さらに、バックアップの整合性を検証し、バックアップストレージの状態を定期的に監視することが不可欠です。自動化ツールはこれらのタスクをうまく処理し、データ破損から保護し、災害が発生した際にバックアップを確実に実行できるようにします。これらのツールを使用すれば、異常を自動的に検知し、手動による監視を必要とせずに事前定義された復旧手順を開始できるため、エラーの処理の大変さが軽減します。この機能は復旧プロセスを大幅に加速し、システムを迅速にオンラインに復元させます。

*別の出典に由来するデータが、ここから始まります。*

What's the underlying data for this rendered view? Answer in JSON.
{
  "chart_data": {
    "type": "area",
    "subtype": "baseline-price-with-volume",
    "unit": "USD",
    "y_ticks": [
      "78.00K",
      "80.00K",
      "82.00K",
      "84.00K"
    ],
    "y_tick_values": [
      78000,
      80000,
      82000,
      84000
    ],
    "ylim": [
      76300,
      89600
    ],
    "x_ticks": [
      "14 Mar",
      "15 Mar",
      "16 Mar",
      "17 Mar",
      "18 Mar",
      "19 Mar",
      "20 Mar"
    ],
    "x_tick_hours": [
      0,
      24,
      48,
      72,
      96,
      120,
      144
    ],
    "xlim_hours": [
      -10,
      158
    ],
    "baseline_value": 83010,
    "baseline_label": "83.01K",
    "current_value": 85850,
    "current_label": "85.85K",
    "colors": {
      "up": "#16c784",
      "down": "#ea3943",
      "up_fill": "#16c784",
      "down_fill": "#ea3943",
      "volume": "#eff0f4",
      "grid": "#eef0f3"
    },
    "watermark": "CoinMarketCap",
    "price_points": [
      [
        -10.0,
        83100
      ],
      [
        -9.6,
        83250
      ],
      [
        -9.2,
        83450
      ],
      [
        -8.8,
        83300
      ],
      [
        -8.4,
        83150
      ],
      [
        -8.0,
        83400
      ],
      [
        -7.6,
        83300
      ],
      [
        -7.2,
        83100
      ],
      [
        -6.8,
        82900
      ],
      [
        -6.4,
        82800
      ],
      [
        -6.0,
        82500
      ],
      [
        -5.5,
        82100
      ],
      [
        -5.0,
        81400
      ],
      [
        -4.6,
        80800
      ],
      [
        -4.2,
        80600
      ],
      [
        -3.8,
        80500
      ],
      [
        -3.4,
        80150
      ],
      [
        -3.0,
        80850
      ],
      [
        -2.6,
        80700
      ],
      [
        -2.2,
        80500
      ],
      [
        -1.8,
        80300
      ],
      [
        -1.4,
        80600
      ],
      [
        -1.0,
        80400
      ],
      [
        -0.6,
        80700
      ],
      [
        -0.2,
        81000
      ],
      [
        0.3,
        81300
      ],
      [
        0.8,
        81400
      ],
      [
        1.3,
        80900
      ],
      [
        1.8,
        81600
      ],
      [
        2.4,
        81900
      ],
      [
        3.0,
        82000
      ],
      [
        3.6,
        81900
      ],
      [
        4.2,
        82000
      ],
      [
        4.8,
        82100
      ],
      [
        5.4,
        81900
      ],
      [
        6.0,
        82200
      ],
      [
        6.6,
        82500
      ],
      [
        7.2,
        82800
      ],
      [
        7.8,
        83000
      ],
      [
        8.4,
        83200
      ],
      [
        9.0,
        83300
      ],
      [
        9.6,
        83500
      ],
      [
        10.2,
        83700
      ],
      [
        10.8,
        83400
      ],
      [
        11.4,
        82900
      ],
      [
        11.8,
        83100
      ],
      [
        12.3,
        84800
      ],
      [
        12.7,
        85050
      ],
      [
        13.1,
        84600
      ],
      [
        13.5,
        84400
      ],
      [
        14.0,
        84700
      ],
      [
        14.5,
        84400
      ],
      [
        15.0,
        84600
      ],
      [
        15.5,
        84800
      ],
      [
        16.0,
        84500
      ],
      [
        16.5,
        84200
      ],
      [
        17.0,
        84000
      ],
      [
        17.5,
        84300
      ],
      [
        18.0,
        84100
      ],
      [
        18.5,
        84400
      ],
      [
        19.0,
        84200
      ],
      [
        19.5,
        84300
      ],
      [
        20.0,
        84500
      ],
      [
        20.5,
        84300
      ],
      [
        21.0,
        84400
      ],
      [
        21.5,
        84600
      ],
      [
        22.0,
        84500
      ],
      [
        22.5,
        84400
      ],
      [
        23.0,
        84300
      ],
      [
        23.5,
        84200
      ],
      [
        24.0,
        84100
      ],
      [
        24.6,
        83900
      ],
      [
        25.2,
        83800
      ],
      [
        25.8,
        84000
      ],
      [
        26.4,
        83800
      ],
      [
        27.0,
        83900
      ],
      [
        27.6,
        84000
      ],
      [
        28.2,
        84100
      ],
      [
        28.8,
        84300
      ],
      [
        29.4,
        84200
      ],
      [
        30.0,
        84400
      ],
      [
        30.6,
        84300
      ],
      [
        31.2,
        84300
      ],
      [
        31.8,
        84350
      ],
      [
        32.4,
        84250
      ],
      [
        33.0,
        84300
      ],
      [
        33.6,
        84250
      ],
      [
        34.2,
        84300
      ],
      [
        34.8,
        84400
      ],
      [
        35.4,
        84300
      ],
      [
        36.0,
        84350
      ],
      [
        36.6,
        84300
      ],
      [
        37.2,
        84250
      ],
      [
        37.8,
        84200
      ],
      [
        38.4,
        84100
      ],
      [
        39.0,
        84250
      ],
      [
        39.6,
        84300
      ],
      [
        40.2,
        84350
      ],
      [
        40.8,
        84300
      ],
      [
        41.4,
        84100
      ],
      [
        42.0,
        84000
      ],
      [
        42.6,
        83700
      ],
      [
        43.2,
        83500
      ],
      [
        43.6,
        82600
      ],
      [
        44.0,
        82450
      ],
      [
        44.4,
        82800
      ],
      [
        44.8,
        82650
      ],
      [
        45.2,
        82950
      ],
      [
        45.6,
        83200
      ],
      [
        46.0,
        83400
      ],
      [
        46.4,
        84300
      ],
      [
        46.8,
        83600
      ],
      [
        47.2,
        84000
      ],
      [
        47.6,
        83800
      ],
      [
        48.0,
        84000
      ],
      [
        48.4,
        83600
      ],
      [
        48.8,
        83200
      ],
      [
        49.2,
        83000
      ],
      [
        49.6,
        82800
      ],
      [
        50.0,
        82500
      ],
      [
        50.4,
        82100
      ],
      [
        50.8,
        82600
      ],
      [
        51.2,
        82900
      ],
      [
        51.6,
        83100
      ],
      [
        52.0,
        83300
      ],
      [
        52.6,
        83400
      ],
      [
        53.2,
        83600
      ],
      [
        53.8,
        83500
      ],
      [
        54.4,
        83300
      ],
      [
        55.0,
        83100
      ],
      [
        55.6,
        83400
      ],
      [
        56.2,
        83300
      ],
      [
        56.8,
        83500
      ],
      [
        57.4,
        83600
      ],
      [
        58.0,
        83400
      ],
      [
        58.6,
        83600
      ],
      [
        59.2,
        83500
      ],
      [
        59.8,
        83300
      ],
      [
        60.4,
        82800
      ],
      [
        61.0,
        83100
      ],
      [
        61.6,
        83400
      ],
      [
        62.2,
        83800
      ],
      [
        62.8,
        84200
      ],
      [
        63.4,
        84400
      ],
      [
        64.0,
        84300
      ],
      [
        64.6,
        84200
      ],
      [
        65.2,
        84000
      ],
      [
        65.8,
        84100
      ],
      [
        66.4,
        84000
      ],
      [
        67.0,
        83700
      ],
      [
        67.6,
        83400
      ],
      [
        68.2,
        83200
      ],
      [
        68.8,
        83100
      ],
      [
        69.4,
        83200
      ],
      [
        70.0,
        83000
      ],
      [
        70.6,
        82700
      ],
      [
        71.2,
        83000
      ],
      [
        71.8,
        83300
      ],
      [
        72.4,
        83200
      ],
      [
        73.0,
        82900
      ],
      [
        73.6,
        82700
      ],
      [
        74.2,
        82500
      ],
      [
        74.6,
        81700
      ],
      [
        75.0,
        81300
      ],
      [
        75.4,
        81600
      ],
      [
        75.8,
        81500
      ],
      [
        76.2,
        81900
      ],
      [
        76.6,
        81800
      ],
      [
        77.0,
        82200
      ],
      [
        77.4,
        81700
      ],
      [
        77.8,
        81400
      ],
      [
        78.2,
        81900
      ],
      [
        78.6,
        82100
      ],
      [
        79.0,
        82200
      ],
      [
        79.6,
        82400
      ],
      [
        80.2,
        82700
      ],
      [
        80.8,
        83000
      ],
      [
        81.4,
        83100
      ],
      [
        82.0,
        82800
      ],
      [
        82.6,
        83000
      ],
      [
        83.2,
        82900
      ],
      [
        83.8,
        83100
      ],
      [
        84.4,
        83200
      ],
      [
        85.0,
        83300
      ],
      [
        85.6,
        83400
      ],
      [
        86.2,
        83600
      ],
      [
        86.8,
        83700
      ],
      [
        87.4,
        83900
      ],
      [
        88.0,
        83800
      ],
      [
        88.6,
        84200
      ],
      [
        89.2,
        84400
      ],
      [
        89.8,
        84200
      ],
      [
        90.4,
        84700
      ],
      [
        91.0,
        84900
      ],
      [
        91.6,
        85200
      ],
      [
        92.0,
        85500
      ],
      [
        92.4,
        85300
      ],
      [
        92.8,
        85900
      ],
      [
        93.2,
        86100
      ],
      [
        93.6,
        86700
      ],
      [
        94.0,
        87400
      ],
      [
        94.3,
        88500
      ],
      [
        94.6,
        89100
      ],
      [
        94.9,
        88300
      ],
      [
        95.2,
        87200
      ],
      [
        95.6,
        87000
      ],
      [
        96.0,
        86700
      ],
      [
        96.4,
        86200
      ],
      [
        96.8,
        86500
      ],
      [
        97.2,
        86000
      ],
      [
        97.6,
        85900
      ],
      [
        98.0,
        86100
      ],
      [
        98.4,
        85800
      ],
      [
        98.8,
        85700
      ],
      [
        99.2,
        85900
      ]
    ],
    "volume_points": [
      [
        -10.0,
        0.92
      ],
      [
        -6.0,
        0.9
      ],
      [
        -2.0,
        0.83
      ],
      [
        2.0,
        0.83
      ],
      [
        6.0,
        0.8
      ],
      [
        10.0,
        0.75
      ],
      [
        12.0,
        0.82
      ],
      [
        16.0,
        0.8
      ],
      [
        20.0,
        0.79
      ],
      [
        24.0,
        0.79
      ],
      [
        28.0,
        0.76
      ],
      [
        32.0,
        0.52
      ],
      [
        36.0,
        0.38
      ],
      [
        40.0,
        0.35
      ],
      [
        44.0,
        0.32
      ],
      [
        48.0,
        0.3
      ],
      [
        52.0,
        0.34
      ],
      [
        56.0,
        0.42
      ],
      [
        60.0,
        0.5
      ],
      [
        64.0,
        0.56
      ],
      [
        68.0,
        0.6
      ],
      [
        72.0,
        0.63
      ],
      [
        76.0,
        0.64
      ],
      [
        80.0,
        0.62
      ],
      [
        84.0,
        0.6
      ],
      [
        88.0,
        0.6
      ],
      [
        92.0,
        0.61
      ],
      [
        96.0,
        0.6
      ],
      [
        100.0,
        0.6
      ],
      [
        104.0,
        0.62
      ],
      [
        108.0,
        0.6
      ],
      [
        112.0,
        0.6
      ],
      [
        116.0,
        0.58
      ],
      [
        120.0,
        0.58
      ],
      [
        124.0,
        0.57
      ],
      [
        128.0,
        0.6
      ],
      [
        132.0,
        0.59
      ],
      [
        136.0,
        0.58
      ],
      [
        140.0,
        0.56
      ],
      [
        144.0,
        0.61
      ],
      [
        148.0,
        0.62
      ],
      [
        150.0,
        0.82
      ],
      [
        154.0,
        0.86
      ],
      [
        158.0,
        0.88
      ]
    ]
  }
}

また、これらのツールは、監査およびコンプライアンスに向けて調整された包括的なレポート機能を提供することで、管理のしやすさも向上します。バックアップ履歴、復旧時間のほか、規制遵守や内部基準に不可欠な主要指標であるポリシーフレームワークの順守を追跡します。

最終的に、SAP環境でのバックアップおよび復旧の自動化は、データ保護戦略を強化するだけでなく、復旧作業も最適化するため、最も困難な状況での事業継続性の維持につながります。

まとめると、堅牢なデータのバックアップと復元機能がどのようなSAPデプロイメントにおいても不可欠ということです。企業は自社のバックアップ要件を慎重に評価し、正しい方法を選択し、適切に策定されたプロセスを実施して、事業継続性を維持しつつ、この重要なデータ資産を保護する必要があります。